Formulir 1721-VII Bukti Pemotongan PPh Pasal 21 (Final) digunakan untuk melaporkan Bukti Pemotongan PPh Pasal 21 (Final) atas penghasilan :
    1. Uang Pesangon yang Dibayarkan Sekaligus.

    2. Uang Manfaat Pensiun, Tunjangan Hari Tua, atau Jaminan Hari Tua yang Dibayarkan Sekaligus.

    3. Honor dan Imbalan Lain yang Dibebankan kepada APBN atau APBD yang Diterima oleh PNS, Anggota TNI/POLRI, Pejabat Negara dan Pensiunannya.

    4. Objek PPh Pasal 21 Final Lainnya.


    Petunjuk Pengisian Formulir 1721-VII Bukti Pemotongan PPh Pasal 21 (Final) :

    Bagian Header

    Nomor

    Diisi dengan nomor bukti pemotongan PPh Pasal 21 (final) dengan format
    penulisan: 1 . 4 – mm . yy – xxxxxxx.

    a. 1 . 4 : kode bukti pemotongan PPh Pasal 21 (Final)

    b. mm : diisi masa pajak,

    Contoh : Masa Pajak Agustus 2021 diisi dengan 08

    c. yy : diisi dua digit terakhir dari tahun pajak

    Contoh : Masa Pajak Agustus 2021 diisi dengan 21

    d. xxxxxxx : diisi nomor urut.

    Contoh : Nomor urut 1 diisi dengan 0000001

    Nomor urut berlanjut selama satu tahun pajak.

    Saat memasuki tahun pajak berikutnya, nomor urut dimulai kembali dari 0000001

    A. Identitas Penerima Penghasilan yang Dipotong

    Angka 1.Diisi dengan NPWP penerima penghasilan yang dipotong PPh Pasal 21.

    Angka 2.Diisi dengan Nomor Induk Kependudukan (NIK) dalam hal penerima penghasilan yang dipotong PPh Pasal 21 merupakan Wajib Pajak Dalam Negeri atau diisi dengan nomor paspor dalam hal penerima penghasilan yang dipotong PPh Pasal 21 merupakan Wajib Pajak Luar Negeri.

    Angka 3.Diisi dengan nama penerima penghasilan yang dipotong PPh Pasal 21.

    Angka 4.Diisi dengan alamat penerima penghasilan yang dipotong PPh Pasal 21.

    B. PPh Pasal 21 yang Dipotong

    Kolom (1) : Diisi dengan kode objek pajak sebagaimana terdapat pada daftar kode objek Pajak Penghasilan Pasal 21 (Final).

    Kolom (2) : Diisi dengan jumlah penghasilan bruto.

    Kolom (3) : Diisi dengan tarif pemotongan pajak.

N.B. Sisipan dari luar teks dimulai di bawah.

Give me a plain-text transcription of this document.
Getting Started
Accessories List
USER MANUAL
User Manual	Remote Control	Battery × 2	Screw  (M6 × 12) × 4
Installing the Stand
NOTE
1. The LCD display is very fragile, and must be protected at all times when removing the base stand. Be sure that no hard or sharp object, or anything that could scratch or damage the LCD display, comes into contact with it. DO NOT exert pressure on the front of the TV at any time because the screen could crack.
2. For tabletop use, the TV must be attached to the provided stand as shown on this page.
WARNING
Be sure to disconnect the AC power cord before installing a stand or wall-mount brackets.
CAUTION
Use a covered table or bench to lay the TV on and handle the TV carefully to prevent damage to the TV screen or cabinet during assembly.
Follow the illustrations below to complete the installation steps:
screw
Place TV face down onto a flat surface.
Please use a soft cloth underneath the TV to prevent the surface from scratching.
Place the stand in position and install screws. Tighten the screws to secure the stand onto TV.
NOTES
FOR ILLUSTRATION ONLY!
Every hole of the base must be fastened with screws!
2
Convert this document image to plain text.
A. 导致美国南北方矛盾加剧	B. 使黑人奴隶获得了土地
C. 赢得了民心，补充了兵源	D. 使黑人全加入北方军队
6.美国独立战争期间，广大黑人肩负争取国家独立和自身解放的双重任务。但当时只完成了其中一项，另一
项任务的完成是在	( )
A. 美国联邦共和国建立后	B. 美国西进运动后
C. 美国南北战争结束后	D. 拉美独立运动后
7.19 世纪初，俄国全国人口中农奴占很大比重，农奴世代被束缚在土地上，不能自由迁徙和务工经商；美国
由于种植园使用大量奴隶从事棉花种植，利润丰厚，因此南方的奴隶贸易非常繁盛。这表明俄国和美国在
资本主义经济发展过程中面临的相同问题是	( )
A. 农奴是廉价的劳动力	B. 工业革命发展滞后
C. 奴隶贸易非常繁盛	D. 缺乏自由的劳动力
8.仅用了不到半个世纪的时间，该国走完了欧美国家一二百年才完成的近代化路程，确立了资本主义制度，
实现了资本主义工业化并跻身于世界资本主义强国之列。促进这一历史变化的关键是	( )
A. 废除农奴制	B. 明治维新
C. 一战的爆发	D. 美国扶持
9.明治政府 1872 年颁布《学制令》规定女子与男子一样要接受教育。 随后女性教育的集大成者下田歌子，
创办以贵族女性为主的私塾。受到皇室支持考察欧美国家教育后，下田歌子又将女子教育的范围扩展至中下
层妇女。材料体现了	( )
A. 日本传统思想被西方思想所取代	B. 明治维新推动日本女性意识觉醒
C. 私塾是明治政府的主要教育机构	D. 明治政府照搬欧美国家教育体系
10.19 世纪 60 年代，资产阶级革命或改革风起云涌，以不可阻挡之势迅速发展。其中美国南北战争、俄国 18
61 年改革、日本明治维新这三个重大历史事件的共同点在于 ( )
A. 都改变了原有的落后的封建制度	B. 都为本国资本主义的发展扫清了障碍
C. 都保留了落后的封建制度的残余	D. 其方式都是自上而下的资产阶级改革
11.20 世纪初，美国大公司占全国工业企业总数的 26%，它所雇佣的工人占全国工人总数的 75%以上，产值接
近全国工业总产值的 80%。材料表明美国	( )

Misalnya tarifnya 5% maka penulisan tarifnya yaitu 5. Apabila pengenaan PPh menggunakan beberapa tarif, maka penulisan tarif dilakukan dengan hanya
    menuliskan tarif tertingginya.

    Kolom (4) : Diisi dengan jumlah PPh yang dipotong.

    C. Identitas Pemotong

    Penandatanganan bukti pemotongan ini dilakukan oleh Pemotong/Pimpinan/Pihak yang ditunjuk atau kuasa.

    Angka 1.Diisi dengan NPWP Pemotong.

    Angka 2.Diisi dengan Nama Pemotong.

    Angka 3.Diisi dengan tanggal pembuatan bukti pemotongan PPh Pasal 21 (Final), 
    dengan format penulisan dd - mm - yyyy.

    Kotak : Diisi dengan tanda tangan dan cap.